Citigroup analyst Bryan Raymond remarks of the shift:
“Our view is that Harvey Norman has essentially created a stronger relationship between the supplier and the franchisee – previously that was largely centralised”
“Ultimately for the suppliers there’s the risk this will require significantly more administrative effort and time and staff and what that could result in is that it is recouped through trading terms over time”
Mr Raymond states the main problem will surround trade credit insurance, however, noted that Harvey Norman may have some solutions up their sleeve:
“The main problem is trade credit insurance – normally you want to deal with the most well capitalised business from a trade credit perspective, the franchisor. Harvey Norman has some solutions in the works around the insurance side … how disruptive it is remains to be seen”.
An analyst who refused to be named outlined the nature of the shifting dynamic:
“What could be an issue is if Harvey Norman is seen to step away from their franchisees from the suppliers’ perspective”
“Obviously that would change the way the suppliers deal with franchisees … but I’m not quite sure that’s where they’re going”
“I think it’s more of an accounting issue rather than a change in the way Harvey Norman are dealing with suppliers”.
Mr Raymond states, “Harvey Norman’s rationale for the change in accounting is that Harvey Norman [through a subsidiary called Derni] would not discharge the debt owed by a franchisee to a supplier”
“Management is attempting to rectify what has been a false assumption that Harvey Norman stands behind the franchisees when ordering and funding inventory purchases”.
Since posting a record breaking profit of $448.9 million, Harvey Norman’s shares have plummeted more than 11%,following a lower than expected final dividend and mounting concerns surrounding accounting changes. Other concerns surround lower than expected cash conversion and softer sales growth in the June quarter, and first eight weeks of fiscal year 2018.
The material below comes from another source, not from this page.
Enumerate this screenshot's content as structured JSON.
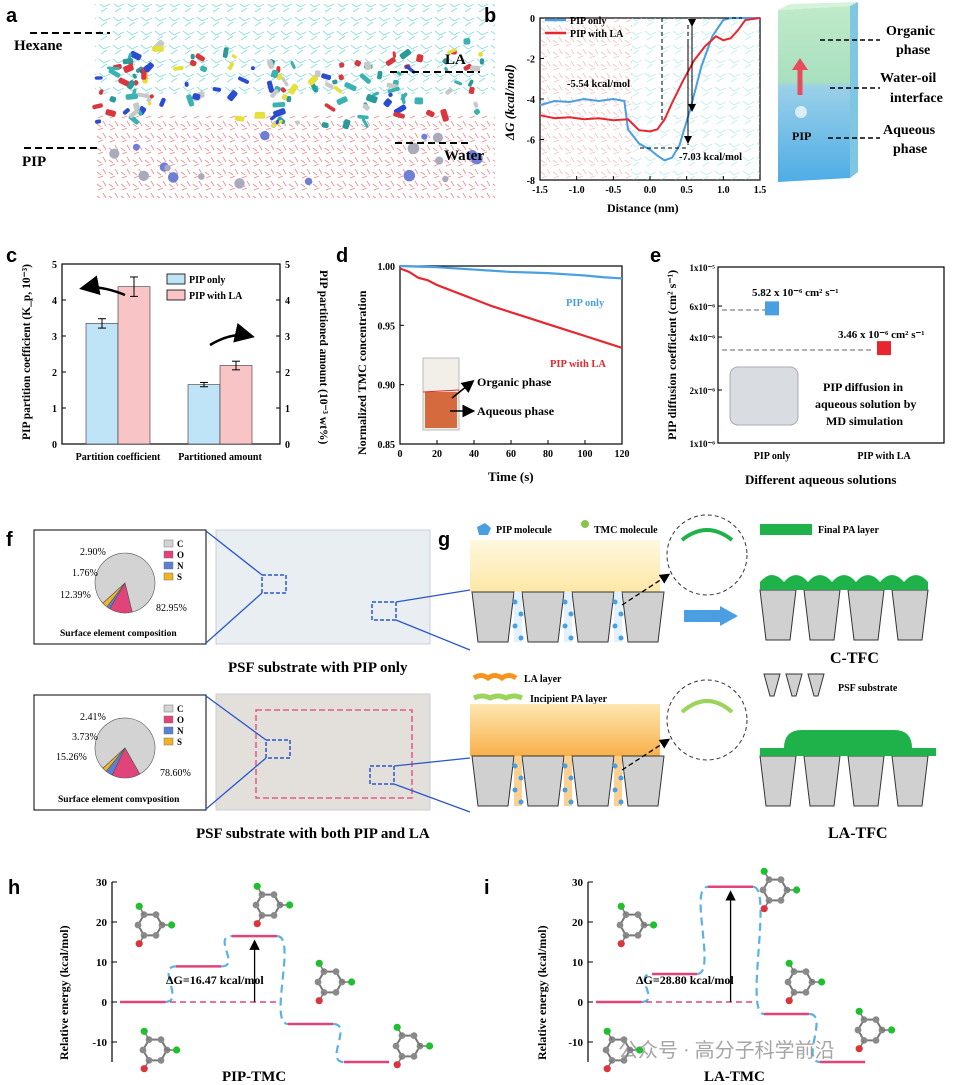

One unnamed analyst spoke of the negative impact of the confusion enveloping Harvey Norman’s books:
“There’s been so much focus around these accounts and their balance sheet, so for them to come out and change the way they account at a time when they’re being a bit more lenient on franchisees … it didn’t leave investors comfortable”.
In conjunction, Credit Suisse Analyst, Grant Saligari, believes the accounting change could be the retailer’s bid to defend it against calls to consolidate its accounts:
“My interpretation is [it’s] around the discussion of potential consolidation – they’ve revisited the way in which they’re accounting for their relationship with the franchisees and decided that they want to make sure it’s more arm’s length in the accounts itself”
“To that extent it does probably help that argument [against consolidation”.
Thus far, Chairman Gerry Harvey and CFO Chris Mentis have not been contactable to offer their remarks about the accounting changes.